Dalla cruda relazione alcune osservazioni. Andare braccianti in Maremma procurava qualche soldo in più perché era terra di endemica malaria e a maggior rischio (si vedano le novelle Nedda e Malaria di Giovanni Verga). Non era ancora diffusa la libera circolazione delle merci in un’Italia appena riportata allo spezzettamento dell’ Ancien Regime, con tante barriere doganali. L’economia era così in crisi che non vi era accesso al credito né da parte delle poche banche né da negozianti disponibili a dare cibo e segnare sui famosi “libretti” i “pagherò” che hanno aiutato in altri momenti tante persone nel bisogno. Non funzionava neppure il “compro oro” per quei pochi che avevano qualche gioiello da vendere.

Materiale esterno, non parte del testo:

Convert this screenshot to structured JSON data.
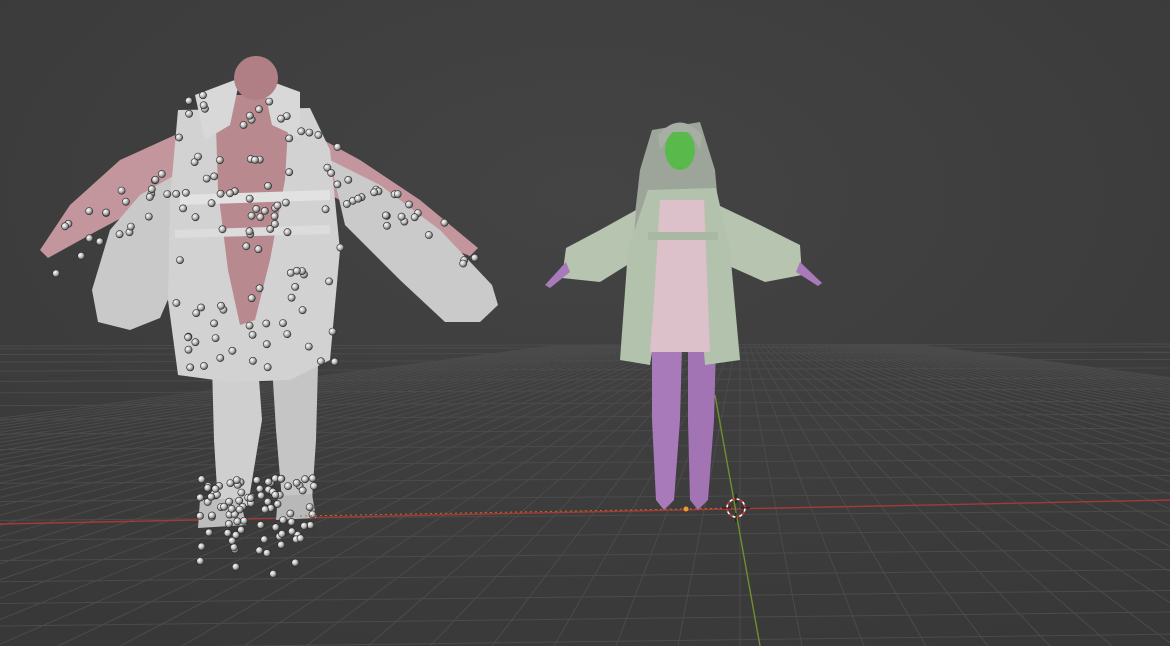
{
  "viewport": {
    "background_color": "#3d3d3d",
    "grid_color": "#484848",
    "x_axis_color": "#b03d3d",
    "y_axis_color": "#6e8f2e"
  },
  "scene": {
    "objects": [
      {
        "name": "rigged-character-with-empties",
        "colors": [
          "#c99aa1",
          "#c8c8c8",
          "#b58085"
        ]
      },
      {
        "name": "anime-girl-character",
        "colors": [
          "#b3c1ad",
          "#d5b8c2",
          "#a978b8",
          "#55b847"
        ]
      }
    ],
    "cursor_icon": "3d-cursor-icon",
    "origin_icon": "object-origin-icon"
  }
}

La carestia e il tifo petecchiale non colpì solo Vignola.
Nicola Zucchi Castellini nel suo libro “Pontremoli dalle origini all’unità d’Italia” parla di prolungata carestia ovunque e di tifo petecchiale che portò a trasferire l’ospedale nell’ex-convento dei Carmelitani per affrontare l’emergenza. In poco più di due anni la popolazione del territorio comunale decrebbe di 1591 unità: da 14.529 a 12.938.
La storia dovrebbe farci riflettere sul ben più gigantesco flusso migratorio di chi oggi scappa dalla guerra, dalla fame per i disastri climatici e per i neocolonialismi economici e finanziari. Che differenza fa morir per bombe o per fame?